Ses missions s’étendent à l’analyse et à l’interprétation scientifiques des données de fouille ainsi qu’à la diffusion de la connaissance archéologique. Quelque 2 000 agents sont répartis dans huit directions régionales.
Des conditions plutôt rudes pour les archéologues
Les fouilles qui se tiennent actuellement à Andelot ont été lancées le 6 mars et doivent durer cinq semaines. Et ces derniers temps, on peut dire que l’équipe n’a pas été gâtée par la météo. Entre la pluie, la grêle et l’orage, les conditions auront été rudes. Depuis ce 3 avril il ne pleut plus, mais le vent glacial balaie le plateau où ils œuvrent.
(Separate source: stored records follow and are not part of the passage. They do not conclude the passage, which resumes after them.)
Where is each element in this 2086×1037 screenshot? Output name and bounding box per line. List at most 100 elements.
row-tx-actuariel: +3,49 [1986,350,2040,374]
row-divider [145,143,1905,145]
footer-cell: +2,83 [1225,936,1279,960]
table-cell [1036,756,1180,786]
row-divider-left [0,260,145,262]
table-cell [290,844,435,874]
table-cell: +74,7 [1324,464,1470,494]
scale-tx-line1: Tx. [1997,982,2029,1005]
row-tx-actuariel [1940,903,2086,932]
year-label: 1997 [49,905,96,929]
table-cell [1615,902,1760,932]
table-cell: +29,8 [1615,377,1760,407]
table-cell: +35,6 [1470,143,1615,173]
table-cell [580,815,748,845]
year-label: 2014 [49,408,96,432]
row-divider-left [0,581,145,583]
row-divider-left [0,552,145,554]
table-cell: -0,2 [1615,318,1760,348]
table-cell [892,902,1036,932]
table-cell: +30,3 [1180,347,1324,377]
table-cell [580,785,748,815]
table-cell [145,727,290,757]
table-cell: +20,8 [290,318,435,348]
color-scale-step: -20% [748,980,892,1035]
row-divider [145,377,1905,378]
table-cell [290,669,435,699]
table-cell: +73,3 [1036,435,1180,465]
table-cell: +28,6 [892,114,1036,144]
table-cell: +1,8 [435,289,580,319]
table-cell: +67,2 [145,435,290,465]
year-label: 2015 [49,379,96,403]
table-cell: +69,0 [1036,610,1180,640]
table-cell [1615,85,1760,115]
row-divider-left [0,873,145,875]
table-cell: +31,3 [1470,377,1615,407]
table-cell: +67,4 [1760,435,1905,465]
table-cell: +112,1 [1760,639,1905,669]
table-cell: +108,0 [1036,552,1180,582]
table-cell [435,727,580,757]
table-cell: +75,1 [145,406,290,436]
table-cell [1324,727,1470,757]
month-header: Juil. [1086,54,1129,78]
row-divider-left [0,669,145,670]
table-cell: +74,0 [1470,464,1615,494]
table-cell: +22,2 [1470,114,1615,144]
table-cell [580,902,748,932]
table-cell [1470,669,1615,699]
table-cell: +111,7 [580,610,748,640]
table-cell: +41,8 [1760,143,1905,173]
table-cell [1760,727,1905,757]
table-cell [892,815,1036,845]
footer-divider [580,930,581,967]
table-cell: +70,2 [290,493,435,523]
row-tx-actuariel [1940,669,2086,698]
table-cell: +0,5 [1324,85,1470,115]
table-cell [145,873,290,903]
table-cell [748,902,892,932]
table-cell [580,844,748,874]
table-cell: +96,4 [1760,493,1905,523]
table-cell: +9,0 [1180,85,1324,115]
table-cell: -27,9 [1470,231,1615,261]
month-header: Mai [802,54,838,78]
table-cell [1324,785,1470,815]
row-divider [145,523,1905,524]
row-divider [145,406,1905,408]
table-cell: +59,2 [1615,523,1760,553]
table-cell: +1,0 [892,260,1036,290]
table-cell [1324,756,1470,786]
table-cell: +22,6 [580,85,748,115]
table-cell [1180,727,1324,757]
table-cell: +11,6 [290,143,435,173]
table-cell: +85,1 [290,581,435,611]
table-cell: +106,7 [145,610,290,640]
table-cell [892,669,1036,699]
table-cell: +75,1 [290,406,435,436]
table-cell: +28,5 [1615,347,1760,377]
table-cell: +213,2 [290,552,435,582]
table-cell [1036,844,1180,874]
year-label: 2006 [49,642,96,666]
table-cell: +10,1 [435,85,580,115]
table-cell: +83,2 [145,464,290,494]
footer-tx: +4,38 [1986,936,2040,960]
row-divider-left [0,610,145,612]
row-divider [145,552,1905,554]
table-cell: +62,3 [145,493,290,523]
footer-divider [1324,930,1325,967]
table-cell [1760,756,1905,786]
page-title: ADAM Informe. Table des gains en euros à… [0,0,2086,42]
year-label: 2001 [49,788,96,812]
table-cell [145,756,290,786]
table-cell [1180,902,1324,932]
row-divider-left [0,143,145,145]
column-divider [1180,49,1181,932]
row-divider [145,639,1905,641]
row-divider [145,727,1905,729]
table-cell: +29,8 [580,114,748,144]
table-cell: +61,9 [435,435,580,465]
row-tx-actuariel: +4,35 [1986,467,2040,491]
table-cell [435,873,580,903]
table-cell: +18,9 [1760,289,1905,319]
Et franchement, ce n’est pas rien !
De plus, la position de fouille : à plat ventre sur une planche – même avec un peu de mousse – les bras en tension n’est pas des plus confortables à la longue. « On ne bouge pas beaucoup, le corps et les abdos sont en tension. A la longue c’est fatigant. Encore plus avec le vent très froid », observe une jeune femme mobilisée et qui garde le sourire.
Les données sont entrées en temps réel dans la tablette tactile. Un moyen de gagner du temps en évitant la prise de notes dans un premier temps suivie de la saisie informatique. Mais avec le froid et/ou la pluie, là aussi, ce n’est pas si simple.